Recently someone asked me how Anna became a part of our family...how did we even meet her. Well, it's quite a crazy story. Looking back now I can only see the hand of the Lord in the entire situation.
Walter and I took 16 teens to serve on a missions trip to Bridges of Faith in Alabama. We arrived at Bridgestone ready to serve the Ukrainian orphans who were spending a summer learning the Gospel and hopefully meeting some prospective adoptive parents.
Some of the children would stay on campus and others would go to spend the summer with families who had sponsored their trip. Well, apparently Anna's sponsor family was unable to keep their commitment. Unfortunately, that would mean Anna would arrive with no home or family to care for her.
The Ukrainian government officials would not allow her to stay at the camp as they would only allow a certain number of children to remain on campus. But Anna was already on a flight to America!
Tom, the Director of Bridges of Faith Ministries, asked Walter and me if we were willing to take Anna "for a few weeks" until a sponsor family could be notified. Let me interject...each sponsor family has to pay for the orphans flight and all summer care...costing about $2000 per child. Walter and I agreed. But we had NO idea what we had agreed to nor how it would change our lives.
I remember the first time I saw Anna-who was supposed to be "slightly delayed" and 12 years old. To say that I was shocked is a complete understatement. She was running uncontrollably around airport yelling and touching everything. She was so tiny. She looked more like a 6-year old-thin, dirty, and full of head lice. What had we gotten into?!!
I tried to convince myself that this would all be ok...I mean, she was only staying for a few weeks. How bad could it be? Oh...let me share...
Anna wasn't verbal except to babble like a baby. She urinated herself at any given time, would poop all over the bathroom floor, had no idea how to remotely care for herself and she was out of control.
We would find her walking around the house during the night-hiding family objects or playing in the garbage. She would scream bloody murder if our dog even looked at her. She would run and hug any stranger, run off like a wild child in Wal-Mart, and eat until she vomited.
I prayed daily for a family to be available...quickly. But days turned into weeks and no one wanted a special needs orphan.
So we decided to research and work with Anna. What was she capable of doing? We had learned that the orphanage had never bothered to teach her anything.
So the training began.
We put her on a toileting schedule, taught her how to eat with a fork (she had never held one!), taught her how to shower herself, dress, and brush her own teeth (with her OWN toothbrush!).
We worked on social skills, refused to allow tantrums, and required her to step up her game. And she did it!
We were slowly witnessing a miracle.
Now let me clarify-there were times I felt like Ann Sullivan working with Helen Keller. To be honest, we still have those moments. But by the end of the summer, she had grown from a size 6 girls shorts to a size 10. She had learned to act like a sweet little girl. She was a completely different child. But we were still hesitant in regards to adopting Anna.
We spent time praying, talking with our biological children, and researching how to care for a special needs child. Could we handle this? Did we WANT to do this? But no matter what answers we arrived at, we felt the Lord tugging at our hearts to make Anna a permanent member of the Donnelly Tribe.
It would be over a year later before Anna would become a Donnelly. During that time I poured myself into research. We had no health records except that her mother was an alcoholic and she was found walking the streets alone at the age of four. At that time she was placed in the care of the orphanage.
Apparently, they noticed that she was "slow" and was placed in a room with mentally disabled and non-verbal children. This had a huge impact on her language development as well as her social development.
She was never taught to do ANYTHING!
Fast forward to adopting Anna, along with the other three children (that's a story all in itself!). We arrived back in the United States a few days before Thanksgiving.
Anna was not a "wild child" but had definitely regressed.
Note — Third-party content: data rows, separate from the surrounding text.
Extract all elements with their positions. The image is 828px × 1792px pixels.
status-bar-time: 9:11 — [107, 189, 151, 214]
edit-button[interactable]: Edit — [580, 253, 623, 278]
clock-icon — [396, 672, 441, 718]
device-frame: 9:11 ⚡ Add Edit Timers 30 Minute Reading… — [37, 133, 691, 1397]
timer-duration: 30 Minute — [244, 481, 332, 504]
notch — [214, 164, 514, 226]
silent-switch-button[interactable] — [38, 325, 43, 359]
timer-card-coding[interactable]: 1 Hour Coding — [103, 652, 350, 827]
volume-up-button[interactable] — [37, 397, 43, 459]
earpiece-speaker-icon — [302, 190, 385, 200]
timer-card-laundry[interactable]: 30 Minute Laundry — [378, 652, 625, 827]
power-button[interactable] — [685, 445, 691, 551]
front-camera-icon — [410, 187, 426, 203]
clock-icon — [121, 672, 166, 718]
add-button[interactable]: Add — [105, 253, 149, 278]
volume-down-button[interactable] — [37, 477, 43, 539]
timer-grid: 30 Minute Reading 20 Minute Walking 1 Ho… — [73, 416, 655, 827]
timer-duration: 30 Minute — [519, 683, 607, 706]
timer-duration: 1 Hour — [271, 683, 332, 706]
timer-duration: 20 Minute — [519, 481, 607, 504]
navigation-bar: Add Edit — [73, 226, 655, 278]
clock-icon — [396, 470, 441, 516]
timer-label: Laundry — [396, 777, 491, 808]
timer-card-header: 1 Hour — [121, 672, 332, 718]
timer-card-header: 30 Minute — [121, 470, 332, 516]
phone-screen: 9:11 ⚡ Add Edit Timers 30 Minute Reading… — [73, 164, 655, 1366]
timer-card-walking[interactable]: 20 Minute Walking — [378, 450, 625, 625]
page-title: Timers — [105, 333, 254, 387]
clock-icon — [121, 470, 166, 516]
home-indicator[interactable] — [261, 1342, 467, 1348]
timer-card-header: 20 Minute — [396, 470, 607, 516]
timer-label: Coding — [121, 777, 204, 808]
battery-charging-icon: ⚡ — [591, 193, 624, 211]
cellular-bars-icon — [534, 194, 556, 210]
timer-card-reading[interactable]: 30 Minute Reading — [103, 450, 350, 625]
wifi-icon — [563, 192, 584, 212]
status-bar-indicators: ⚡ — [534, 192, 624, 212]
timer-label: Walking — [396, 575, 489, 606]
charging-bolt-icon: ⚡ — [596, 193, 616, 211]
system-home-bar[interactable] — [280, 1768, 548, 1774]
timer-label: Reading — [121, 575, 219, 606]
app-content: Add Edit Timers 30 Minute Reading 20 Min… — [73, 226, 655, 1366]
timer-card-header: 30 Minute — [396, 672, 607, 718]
We had our work cut out for us! So slowly we began with the basics again. Starting with toileting, showering, and how to behave around strangers. She caught on quickly and has progressed steadily since that time.
It has now been almost three years since we adopted Anna. It's been a roller coaster ride, to say the least. She is now 17 years old but mentally and socially acts like a 12-year-old.
Her verbal skills are improving, as she is not only learning to speak but learning a new language. She works weekly with a wonderful speech therapist and is currently working on a first grade level in reading and math...which they said she would never do.
Our hope is that Anna will be a "functional" reader and learn what we call the basics of life. She loves to smile and talk with people. She would be a wonderful Wal-Mart greeter!
What are we learning by parenting Anna? That God is our strength, our present help in the time of trouble. I start my day by begging, yes begging, God to help me have patience with Anna, to give me ideas to teach her how to speak and read, and to heal her brain.
So remember, whatever your challenge is, God is your refuge. He makes beauty out of ashes. And we are more convinced than ever that if God calls you to something, He will be with you-enable you-along the journey.
Such a huge difference since we first met Anna at Bridges of Faith!